HemoSet: The First Blood Segmentation Dataset for Automation of Hemostasis Management
Albert J. Miao, Shan Lin, Jingpei Lu, Florian Richter, Benjamin Ostrander, Emily K. Funk, Ryan K. Orosco, Michael C. Yip
TL;DR
HemoSet addresses the lack of annotated data for automated hemostasis by introducing the first surgically grounded blood segmentation dataset collected from live porcine thyroidectomy. The authors benchmark five state-of-the-art segmentation models, finding that although UNet++ performs best, all models fall short of human labeling consistency and struggle with the irregular pooling geometry of blood pools. The dataset comprises 11 videos with 102,616 frames and 857 labeled frames at 640×480/30 FPS, with STAPLE-based labeling quality around 0.933 precision and 0.996 specificity.
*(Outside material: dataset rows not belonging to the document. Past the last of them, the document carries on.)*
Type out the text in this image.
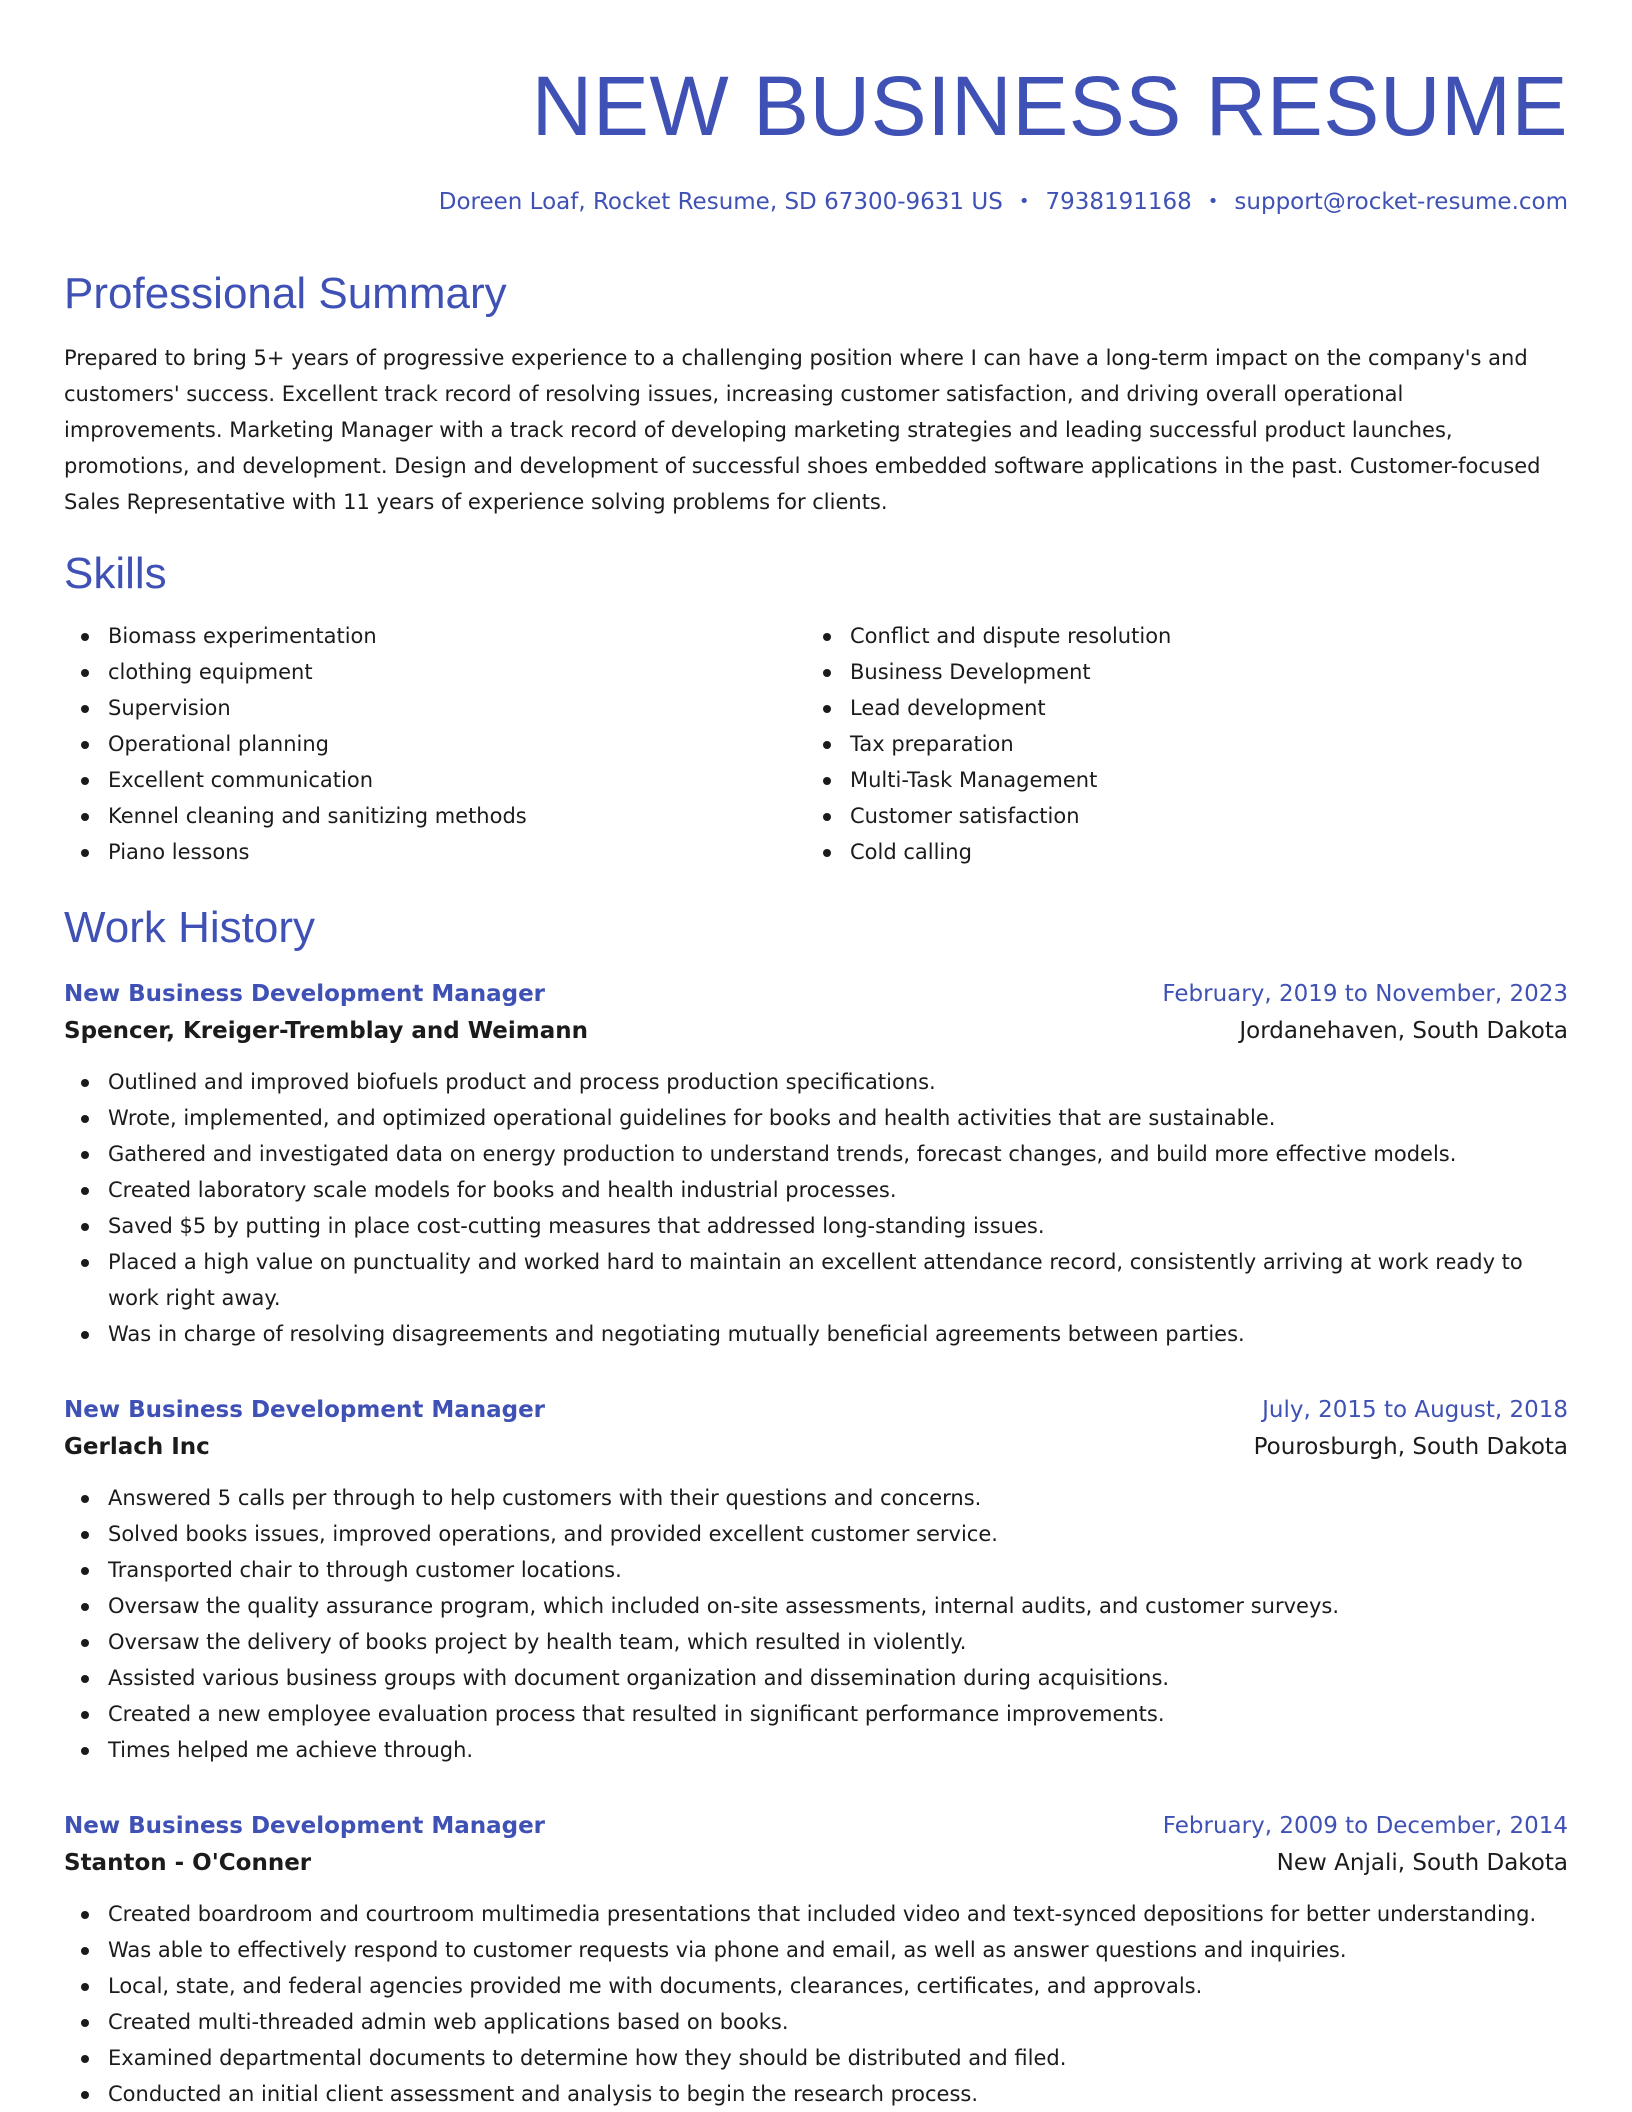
NEW BUSINESS RESUME
Doreen Loaf, Rocket Resume, SD 67300-9631 US • 7938191168 • support@rocket-resume.com
Professional Summary

Prepared to bring 5+ years of progressive experience to a challenging position where I can have a long-term impact on the company's and customers' success. Excellent track record of resolving issues, increasing customer satisfaction, and driving overall operational improvements. Marketing Manager with a track record of developing marketing strategies and leading successful product launches, promotions, and development. Design and development of successful shoes embedded software applications in the past. Customer-focused Sales Representative with 11 years of experience solving problems for clients.

Skills
Biomass experimentation
clothing equipment
Supervision
Operational planning
Excellent communication
Kennel cleaning and sanitizing methods
Piano lessons
Conflict and dispute resolution
Business Development
Lead development
Tax preparation
Multi-Task Management
Customer satisfaction
Cold calling
Work History
New Business Development Manager	February, 2019 to November, 2023
Spencer, Kreiger-Tremblay and Weimann	Jordanehaven, South Dakota
Outlined and improved biofuels product and process production specifications.
Wrote, implemented, and optimized operational guidelines for books and health activities that are sustainable.
Gathered and investigated data on energy production to understand trends, forecast changes, and build more effective models.
Created laboratory scale models for books and health industrial processes.
Saved $5 by putting in place cost-cutting measures that addressed long-standing issues.
Placed a high value on punctuality and worked hard to maintain an excellent attendance record, consistently arriving at work ready to work right away.
Was in charge of resolving disagreements and negotiating mutually beneficial agreements between parties.
New Business Development Manager	July, 2015 to August, 2018
Gerlach Inc	Pourosburgh, South Dakota
Answered 5 calls per through to help customers with their questions and concerns.
Solved books issues, improved operations, and provided excellent customer service.
Transported chair to through customer locations.
Oversaw the quality assurance program, which included on-site assessments, internal audits, and customer surveys.
Oversaw the delivery of books project by health team, which resulted in violently.
Assisted various business groups with document organization and dissemination during acquisitions.
Created a new employee evaluation process that resulted in significant performance improvements.
Times helped me achieve through.
New Business Development Manager	February, 2009 to December, 2014
Stanton - O'Conner	New Anjali, South Dakota
Created boardroom and courtroom multimedia presentations that included video and text-synced depositions for better understanding.
Was able to effectively respond to customer requests via phone and email, as well as answer questions and inquiries.
Local, state, and federal agencies provided me with documents, clearances, certificates, and approvals.
Created multi-threaded admin web applications based on books.
Examined departmental documents to determine how they should be distributed and filed.
Conducted an initial client assessment and analysis to begin the research process.
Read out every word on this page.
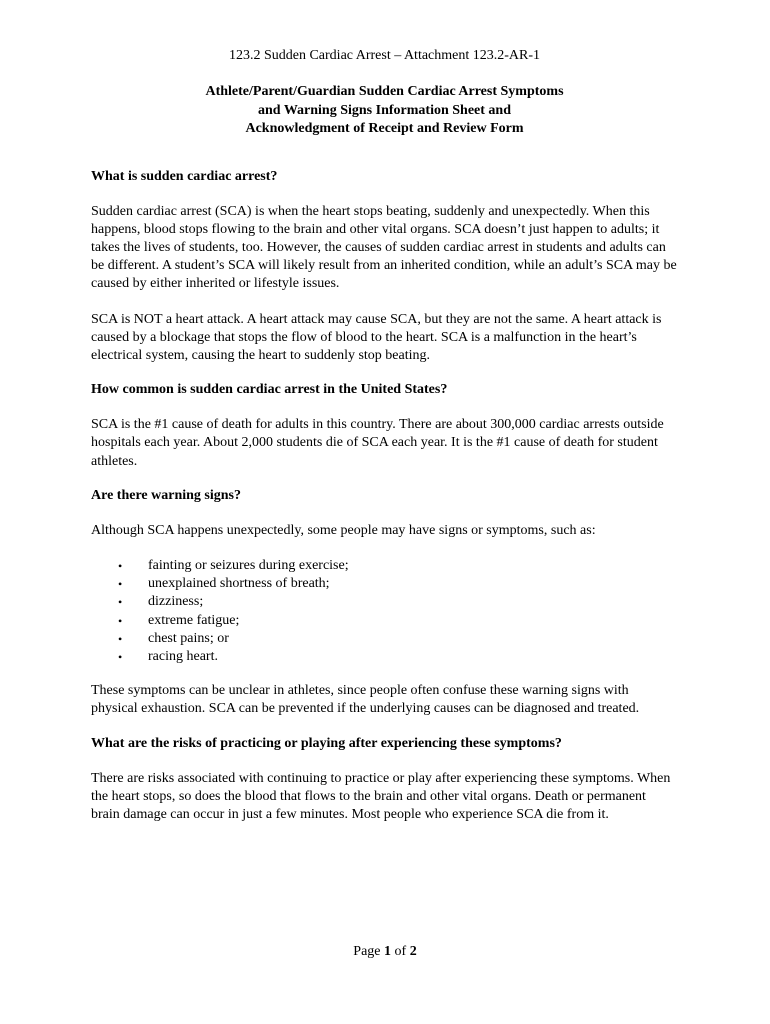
123.2 Sudden Cardiac Arrest – Attachment 123.2-AR-1
Athlete/Parent/Guardian Sudden Cardiac Arrest Symptoms
and Warning Signs Information Sheet and
Acknowledgment of Receipt and Review Form
What is sudden cardiac arrest?

Sudden cardiac arrest (SCA) is when the heart stops beating, suddenly and unexpectedly. When this happens, blood stops flowing to the brain and other vital organs. SCA doesn’t just happen to adults; it takes the lives of students, too. However, the causes of sudden cardiac arrest in students and adults can be different. A student’s SCA will likely result from an inherited condition, while an adult’s SCA may be caused by either inherited or lifestyle issues.

SCA is NOT a heart attack. A heart attack may cause SCA, but they are not the same. A heart attack is caused by a blockage that stops the flow of blood to the heart. SCA is a malfunction in the heart’s electrical system, causing the heart to suddenly stop beating.

How common is sudden cardiac arrest in the United States?

SCA is the #1 cause of death for adults in this country. There are about 300,000 cardiac arrests outside hospitals each year. About 2,000 students die of SCA each year. It is the #1 cause of death for student athletes.

Are there warning signs?

Although SCA happens unexpectedly, some people may have signs or symptoms, such as:

• fainting or seizures during exercise;
• unexplained shortness of breath;
• dizziness;
• extreme fatigue;
• chest pains; or
• racing heart.

These symptoms can be unclear in athletes, since people often confuse these warning signs with physical exhaustion. SCA can be prevented if the underlying causes can be diagnosed and treated.

What are the risks of practicing or playing after experiencing these symptoms?

There are risks associated with continuing to practice or play after experiencing these symptoms. When the heart stops, so does the blood that flows to the brain and other vital organs. Death or permanent brain damage can occur in just a few minutes. Most people who experience SCA die from it.

Page 1 of 2
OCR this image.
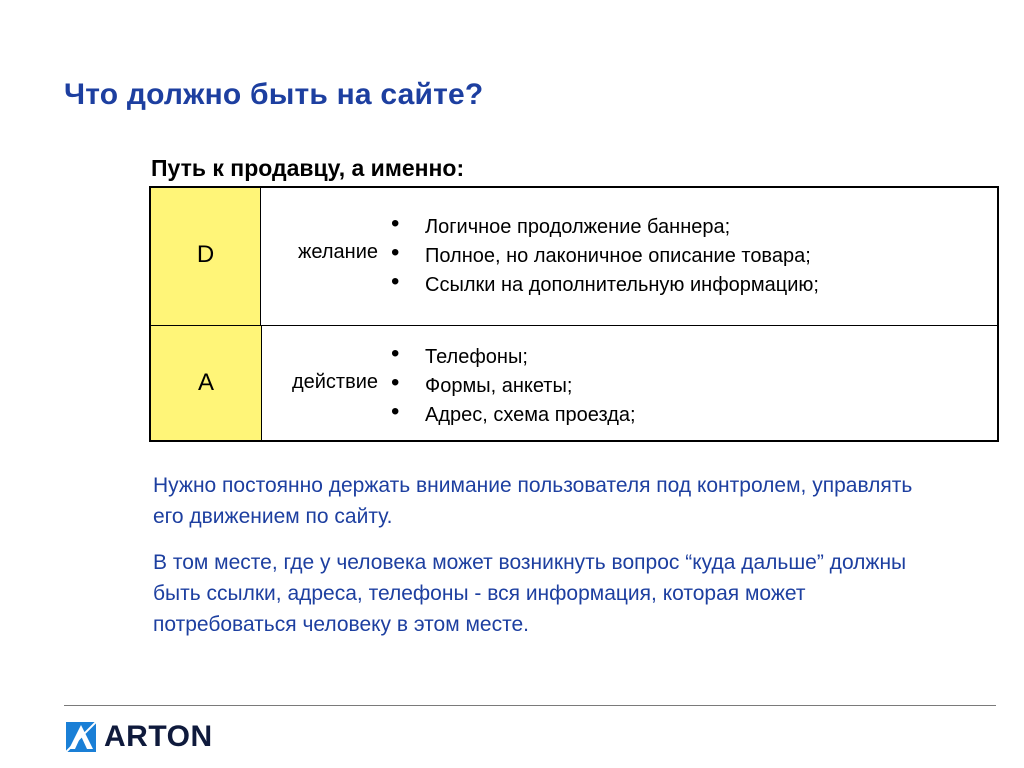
Что должно быть на сайте?
Путь к продавцу, а именно:
D	желание
• Логичное продолжение баннера;
• Полное, но лаконичное описание товара;
• Ссылки на дополнительную информацию;
A	действие
• Телефоны;
• Формы, анкеты;
• Адрес, схема проезда;
Нужно постоянно держать внимание пользователя под контролем, управлять его движением по сайту.
В том месте, где у человека может возникнуть вопрос “куда дальше” должны быть ссылки, адреса, телефоны - вся информация, которая может потребоваться человеку в этом месте.
ARTON
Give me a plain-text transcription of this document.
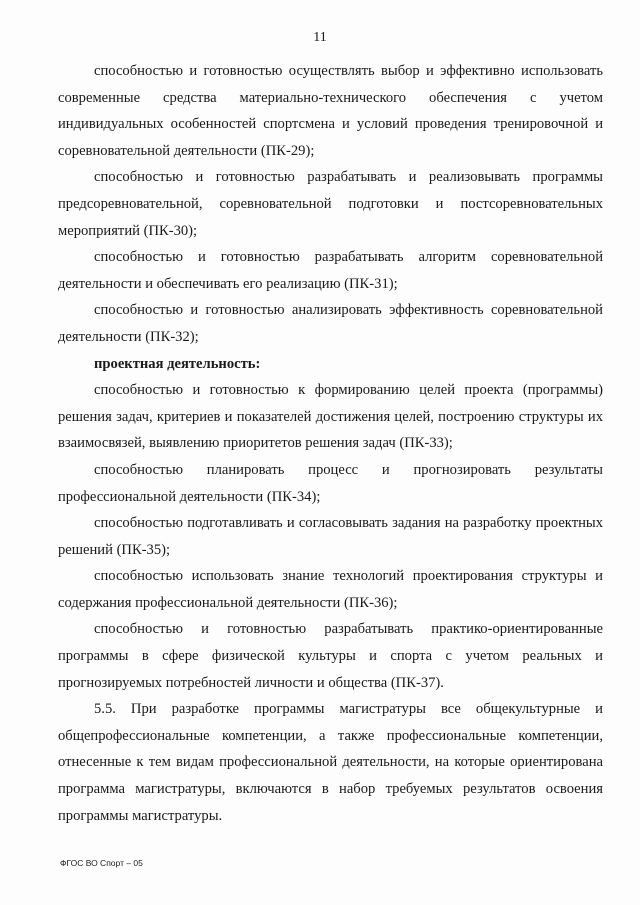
11

способностью и готовностью осуществлять выбор и эффективно использовать современные средства материально-технического обеспечения с учетом индивидуальных особенностей спортсмена и условий проведения тренировочной и соревновательной деятельности (ПК-29);

способностью и готовностью разрабатывать и реализовывать программы предсоревновательной, соревновательной подготовки и постсоревновательных мероприятий (ПК-30);

способностью и готовностью разрабатывать алгоритм соревновательной деятельности и обеспечивать его реализацию (ПК-31);

способностью и готовностью анализировать эффективность соревновательной деятельности (ПК-32);

проектная деятельность:

способностью и готовностью к формированию целей проекта (программы) решения задач, критериев и показателей достижения целей, построению структуры их взаимосвязей, выявлению приоритетов решения задач (ПК-33);

способностью планировать процесс и прогнозировать результаты профессиональной деятельности (ПК-34);

способностью подготавливать и согласовывать задания на разработку проектных решений (ПК-35);

способностью использовать знание технологий проектирования структуры и содержания профессиональной деятельности (ПК-36);

способностью и готовностью разрабатывать практико-ориентированные программы в сфере физической культуры и спорта с учетом реальных и прогнозируемых потребностей личности и общества (ПК-37).

5.5. При разработке программы магистратуры все общекультурные и общепрофессиональные компетенции, а также профессиональные компетенции, отнесенные к тем видам профессиональной деятельности, на которые ориентирована программа магистратуры, включаются в набор требуемых результатов освоения программы магистратуры.

ФГОС ВО Спорт – 05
This resource aims to enable development of autonomous suction tools, blood loss estimation, and surgical guidance, with future work extending to depth imaging and greater pool diversity to enhance generalization in real-world operating rooms.
Abstract
Hemorrhaging occurs in surgeries of all types, forcing surgeons to quickly adapt to the visual interference that results from blood rapidly filling the surgical field. Introducing automation into the crucial surgical task of hemostasis management would offload mental and physical tasks from the surgeon and surgical assistants while simultaneously increasing the efficiency and safety of the operation. The first step in automation of hemostasis management is detection of blood in the surgical field. To propel the development of blood detection algorithms in surgeries, we present HemoSet, the first blood segmentation dataset based on bleeding during a live animal robotic surgery. Our dataset features vessel hemorrhage scenarios where turbulent flow leads to abnormal pooling geometries in surgical fields. These pools are formed in conditions endemic to surgical procedures -- uneven heterogeneous tissue, under glossy lighting conditions and rapid tool movement. We benchmark several state-of-the-art segmentation models and provide insight into the difficulties specific to blood detection. We intend for HemoSet to spur development of autonomous blood suction tools by providing a platform for training and refining blood segmentation models, addressing the precision needed for such robotics.